Beschreibung der Unterrichtseinheit
Didaktisch-methodischer Kommentar
Diese Unterrichtseinheit verdeutlicht, wie Themen aus der theoretischen Informatik mit einem praktischen Zugang und in Verbindung mit neuen Medien in der Schule behandelt werden können. Die Schülerinnen und Schüler sollen lernen, dass es möglich ist mit DNA zu rechnen. Dabei wird nicht thematisiert, welche Vorteile dies bringt und wozu man DNA-Computer nutzen kann. Die Lernenden sollen lediglich erkennen, dass es Alternativen zu unseren herkömmlichen Rechnern geben kann. Der besondere Reiz des Themas DNA-Computing liegt in seiner Aktualität und seinem interdisziplinären Charakter.

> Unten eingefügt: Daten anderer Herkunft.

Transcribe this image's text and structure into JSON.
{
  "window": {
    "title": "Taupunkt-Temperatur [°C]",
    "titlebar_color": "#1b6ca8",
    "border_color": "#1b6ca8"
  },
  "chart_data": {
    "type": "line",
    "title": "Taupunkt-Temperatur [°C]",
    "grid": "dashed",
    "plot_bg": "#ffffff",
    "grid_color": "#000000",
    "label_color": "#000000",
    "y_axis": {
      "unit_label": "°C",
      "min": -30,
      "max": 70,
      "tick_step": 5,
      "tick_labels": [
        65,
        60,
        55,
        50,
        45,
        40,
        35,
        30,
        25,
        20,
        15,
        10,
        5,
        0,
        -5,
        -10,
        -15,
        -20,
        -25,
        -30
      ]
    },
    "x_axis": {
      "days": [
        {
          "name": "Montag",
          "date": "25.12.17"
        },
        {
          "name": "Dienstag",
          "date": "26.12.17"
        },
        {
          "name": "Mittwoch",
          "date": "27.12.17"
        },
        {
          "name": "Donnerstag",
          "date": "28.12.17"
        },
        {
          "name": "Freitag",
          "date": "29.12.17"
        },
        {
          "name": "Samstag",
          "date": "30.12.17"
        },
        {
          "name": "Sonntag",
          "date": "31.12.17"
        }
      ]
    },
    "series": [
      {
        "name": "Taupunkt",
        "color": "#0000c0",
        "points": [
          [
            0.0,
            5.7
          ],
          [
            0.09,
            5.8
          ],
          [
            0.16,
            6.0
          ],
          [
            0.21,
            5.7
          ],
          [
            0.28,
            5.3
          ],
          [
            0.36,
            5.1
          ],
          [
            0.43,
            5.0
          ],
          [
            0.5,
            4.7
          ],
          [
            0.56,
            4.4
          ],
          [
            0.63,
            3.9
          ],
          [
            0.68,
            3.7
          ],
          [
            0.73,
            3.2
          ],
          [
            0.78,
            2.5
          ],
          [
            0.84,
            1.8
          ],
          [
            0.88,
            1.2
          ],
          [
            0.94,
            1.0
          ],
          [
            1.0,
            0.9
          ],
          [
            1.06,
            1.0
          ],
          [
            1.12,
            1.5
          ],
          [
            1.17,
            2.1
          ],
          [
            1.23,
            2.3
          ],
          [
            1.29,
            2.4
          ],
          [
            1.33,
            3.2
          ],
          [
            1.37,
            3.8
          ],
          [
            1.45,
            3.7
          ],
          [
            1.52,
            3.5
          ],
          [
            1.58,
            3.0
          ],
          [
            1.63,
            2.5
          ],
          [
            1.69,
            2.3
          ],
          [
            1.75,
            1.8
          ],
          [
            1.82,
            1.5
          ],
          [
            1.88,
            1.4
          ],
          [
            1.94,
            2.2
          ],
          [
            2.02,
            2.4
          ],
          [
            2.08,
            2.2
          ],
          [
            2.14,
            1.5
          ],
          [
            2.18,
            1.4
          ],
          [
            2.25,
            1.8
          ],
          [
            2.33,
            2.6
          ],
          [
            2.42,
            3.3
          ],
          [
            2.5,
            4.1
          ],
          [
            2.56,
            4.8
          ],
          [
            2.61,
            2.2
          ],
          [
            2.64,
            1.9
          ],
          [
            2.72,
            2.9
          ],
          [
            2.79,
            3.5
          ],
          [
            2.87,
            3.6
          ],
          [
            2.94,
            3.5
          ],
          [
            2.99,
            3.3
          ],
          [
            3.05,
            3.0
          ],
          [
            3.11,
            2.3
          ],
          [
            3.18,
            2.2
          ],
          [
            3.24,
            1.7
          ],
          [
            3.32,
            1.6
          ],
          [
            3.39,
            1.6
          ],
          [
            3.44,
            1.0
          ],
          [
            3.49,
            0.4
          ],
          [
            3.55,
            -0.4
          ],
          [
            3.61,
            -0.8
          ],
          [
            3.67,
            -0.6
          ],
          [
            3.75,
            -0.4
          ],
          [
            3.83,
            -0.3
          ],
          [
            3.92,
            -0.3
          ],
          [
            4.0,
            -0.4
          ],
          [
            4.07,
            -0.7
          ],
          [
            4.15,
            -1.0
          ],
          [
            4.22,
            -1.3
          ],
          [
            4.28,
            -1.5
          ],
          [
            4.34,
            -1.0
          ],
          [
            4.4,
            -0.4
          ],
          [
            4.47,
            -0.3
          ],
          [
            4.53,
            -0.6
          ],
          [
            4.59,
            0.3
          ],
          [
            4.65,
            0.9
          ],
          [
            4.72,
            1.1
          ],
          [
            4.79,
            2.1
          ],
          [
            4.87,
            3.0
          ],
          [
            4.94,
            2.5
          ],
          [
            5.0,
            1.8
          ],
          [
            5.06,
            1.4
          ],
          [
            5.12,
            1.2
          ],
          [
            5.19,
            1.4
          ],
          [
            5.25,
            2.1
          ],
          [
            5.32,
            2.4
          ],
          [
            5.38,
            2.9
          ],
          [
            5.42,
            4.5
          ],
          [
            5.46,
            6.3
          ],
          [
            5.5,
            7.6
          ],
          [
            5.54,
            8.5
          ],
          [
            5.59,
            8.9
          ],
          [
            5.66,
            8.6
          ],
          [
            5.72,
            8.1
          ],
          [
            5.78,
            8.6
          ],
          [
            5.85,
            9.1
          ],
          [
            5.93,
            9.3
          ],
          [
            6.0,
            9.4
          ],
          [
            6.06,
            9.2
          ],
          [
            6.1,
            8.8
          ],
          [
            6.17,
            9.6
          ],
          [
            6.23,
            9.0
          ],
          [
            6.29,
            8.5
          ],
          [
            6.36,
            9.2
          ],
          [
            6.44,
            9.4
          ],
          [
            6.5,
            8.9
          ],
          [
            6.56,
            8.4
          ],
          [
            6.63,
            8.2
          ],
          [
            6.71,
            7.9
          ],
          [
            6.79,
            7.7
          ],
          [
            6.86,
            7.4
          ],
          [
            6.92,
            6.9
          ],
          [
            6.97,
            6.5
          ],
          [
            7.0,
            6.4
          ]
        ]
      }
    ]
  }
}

Zudem werden die Lernenden motiviert sein, sich mit einer potenziellen Zukunftstechnologie zu beschäftigen, deren Grundlagen erst in den 90er Jahren entwickelt wurden. Die Verbindung von Biologie mit Informatik ist für viele Schülerinnen und Schüler sicher sehr überraschend. Sie erkennen, dass es sich lohnt, über auf den ersten Blick ungewöhnliche Dinge genauer nachzudenken und erfahren, dass es die Natur schon seit langem versteht, Informationen sehr effizient zu speichern.
- Thematischer Einstieg und Aufbau der DNA
Der Einstieg in die Thematik erfolgt über einen Comic-Strip, der die Entstehung der Idee zum "DNA-Computing" von Leonard Adleman zeigt. - Einsatz des virtuellen Genlabors "GenLab"
Grundlegende gentechnologische Verfahren werden mit der "GenLab"-Software erarbeitet beziehungsweise aufgefrischt. - Mini-Leitprogramm "Gentechnologische Verfahren"
Weitere wichtige gentechnologische Begriffe und Verfahren vermittelt ein kleines Leitprogramm. - Vorstellung des Problems
Bei dem zu lösenden einfachen Hamilton-Pfad-Problem handelt es sich um die Planung einer Flugroute. - Schwierigkeit des Problems
Die Lernenden beschäftigen sich mit einem ungerichteten Hamilton-Pfad-Problem und einem Hamilton-Kreis-Problem. - Formulierung des Algorithmus
Die Schülerinnen und Schüler testen die Effizienz eines Algorithmus bei der Lösung von Hamilton-Pfad-Problemen. - Codierungen und Synthese von Lösungsmöglichkeiten
Für die Städte und Flüge werden "genetische" Codierungen entwickelt, mit denen der virtuelle DNA-Computer "gefüttert" werden kann. - Herausfiltern der richtigen Lösung
Entwicklung und Simulation einer Strategie zur Selektion der gesuchten Lösung mit der Software "Hellics".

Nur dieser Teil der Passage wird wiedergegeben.